Evvelâ: Ürkütmek ve korkutmak ve o mesleğin su-i istimâlatını göstermek.
Ve saniyen: O mesleğin erkânlarının ve müntesibîninin kusuratlarını teşhir etmek.
Ve salisen: Maddiyun felsefesinin ve medeniyetinin câzibedar sefahet ve uyutucu lezzetli zehirleriyle ifsad etmekle mâbeynlerinde tesanüdü kırmak ve üstadlarını ihanetlerle çürütmek ve mesleklerini fennin, felsefenin bazı düsturlarıyla nazarlarından sukut ettirmektir ki, Nakşîlere ve ehl-i tarîkate karşı istimâl ettikleri aynı silâh ile bizlere hücum ettiler, fakat aldandılar.
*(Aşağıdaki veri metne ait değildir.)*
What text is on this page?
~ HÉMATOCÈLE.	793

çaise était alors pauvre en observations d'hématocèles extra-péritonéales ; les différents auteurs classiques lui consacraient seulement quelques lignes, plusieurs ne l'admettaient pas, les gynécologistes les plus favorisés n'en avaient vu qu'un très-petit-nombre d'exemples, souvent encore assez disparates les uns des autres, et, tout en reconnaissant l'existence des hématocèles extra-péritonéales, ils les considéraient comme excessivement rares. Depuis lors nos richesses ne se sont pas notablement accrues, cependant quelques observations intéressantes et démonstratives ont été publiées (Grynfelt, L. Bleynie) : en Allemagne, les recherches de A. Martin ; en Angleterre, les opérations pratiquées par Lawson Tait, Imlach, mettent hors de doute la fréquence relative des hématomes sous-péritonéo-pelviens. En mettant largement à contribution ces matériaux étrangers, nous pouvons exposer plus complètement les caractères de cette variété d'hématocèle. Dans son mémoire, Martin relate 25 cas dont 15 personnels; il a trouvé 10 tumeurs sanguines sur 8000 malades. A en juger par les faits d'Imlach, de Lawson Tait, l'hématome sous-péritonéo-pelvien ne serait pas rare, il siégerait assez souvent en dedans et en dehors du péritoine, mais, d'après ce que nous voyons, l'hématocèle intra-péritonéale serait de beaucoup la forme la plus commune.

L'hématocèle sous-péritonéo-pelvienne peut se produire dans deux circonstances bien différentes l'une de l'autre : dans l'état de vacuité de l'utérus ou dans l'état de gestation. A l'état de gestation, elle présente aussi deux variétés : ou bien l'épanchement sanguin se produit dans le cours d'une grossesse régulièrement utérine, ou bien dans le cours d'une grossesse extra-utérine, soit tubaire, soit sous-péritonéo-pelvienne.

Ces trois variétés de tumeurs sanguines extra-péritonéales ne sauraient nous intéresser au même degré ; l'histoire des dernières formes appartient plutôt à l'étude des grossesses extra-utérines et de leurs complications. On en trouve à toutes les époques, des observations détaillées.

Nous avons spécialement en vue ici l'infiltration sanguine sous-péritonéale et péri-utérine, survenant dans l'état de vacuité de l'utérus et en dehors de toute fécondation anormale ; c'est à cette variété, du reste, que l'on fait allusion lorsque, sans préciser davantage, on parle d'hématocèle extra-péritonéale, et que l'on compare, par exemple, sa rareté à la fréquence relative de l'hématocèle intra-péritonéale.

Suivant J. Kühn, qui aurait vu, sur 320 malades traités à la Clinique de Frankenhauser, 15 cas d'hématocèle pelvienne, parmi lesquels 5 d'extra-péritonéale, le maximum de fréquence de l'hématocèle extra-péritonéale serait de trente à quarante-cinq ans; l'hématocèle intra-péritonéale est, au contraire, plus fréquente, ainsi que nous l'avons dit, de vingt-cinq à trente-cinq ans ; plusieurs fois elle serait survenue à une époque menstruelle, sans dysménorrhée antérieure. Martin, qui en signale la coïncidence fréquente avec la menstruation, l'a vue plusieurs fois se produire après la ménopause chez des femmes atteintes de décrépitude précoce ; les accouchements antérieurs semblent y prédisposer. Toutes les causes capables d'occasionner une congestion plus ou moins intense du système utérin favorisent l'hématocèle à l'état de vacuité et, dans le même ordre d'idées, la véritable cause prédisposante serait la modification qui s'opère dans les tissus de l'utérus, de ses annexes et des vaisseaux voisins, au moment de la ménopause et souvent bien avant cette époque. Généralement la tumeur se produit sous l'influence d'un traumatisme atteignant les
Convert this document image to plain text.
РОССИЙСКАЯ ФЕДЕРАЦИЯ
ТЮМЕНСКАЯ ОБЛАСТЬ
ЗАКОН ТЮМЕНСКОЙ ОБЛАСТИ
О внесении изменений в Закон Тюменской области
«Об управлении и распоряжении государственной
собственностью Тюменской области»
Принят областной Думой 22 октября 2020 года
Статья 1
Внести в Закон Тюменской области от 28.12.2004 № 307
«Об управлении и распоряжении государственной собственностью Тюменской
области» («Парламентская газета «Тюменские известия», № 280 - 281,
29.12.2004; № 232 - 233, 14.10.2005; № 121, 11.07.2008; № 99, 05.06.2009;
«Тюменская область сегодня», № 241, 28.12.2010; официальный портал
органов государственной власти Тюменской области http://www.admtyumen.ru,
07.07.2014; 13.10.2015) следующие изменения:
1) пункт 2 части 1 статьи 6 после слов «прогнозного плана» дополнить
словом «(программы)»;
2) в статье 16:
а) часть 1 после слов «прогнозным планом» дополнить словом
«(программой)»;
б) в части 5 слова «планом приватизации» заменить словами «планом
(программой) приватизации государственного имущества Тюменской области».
Çünkü, Risale-i Nur'un meslek-i esası, ihlâs-ı tam ve terk-i enâniyet ve zahmetlerde rahmeti ve elemlerde bâki lezzetleri hissedip aramak ve fâni ayn-ı lezzet-i sefihânede elîm elemleri göstermek ve imanın bu dünyada dahi hadsiz lezzetlere medar olmasını ve hiçbir felsefenin eli yetişmediği noktaları ve hakikatleri ders vermek olduğundan, onların plânlarını inşaallah tam akîm bırakacak. Ve "meslek-i Risale-i Nur ise tarîkatlere kıyas edilmez" diye onları susturacak.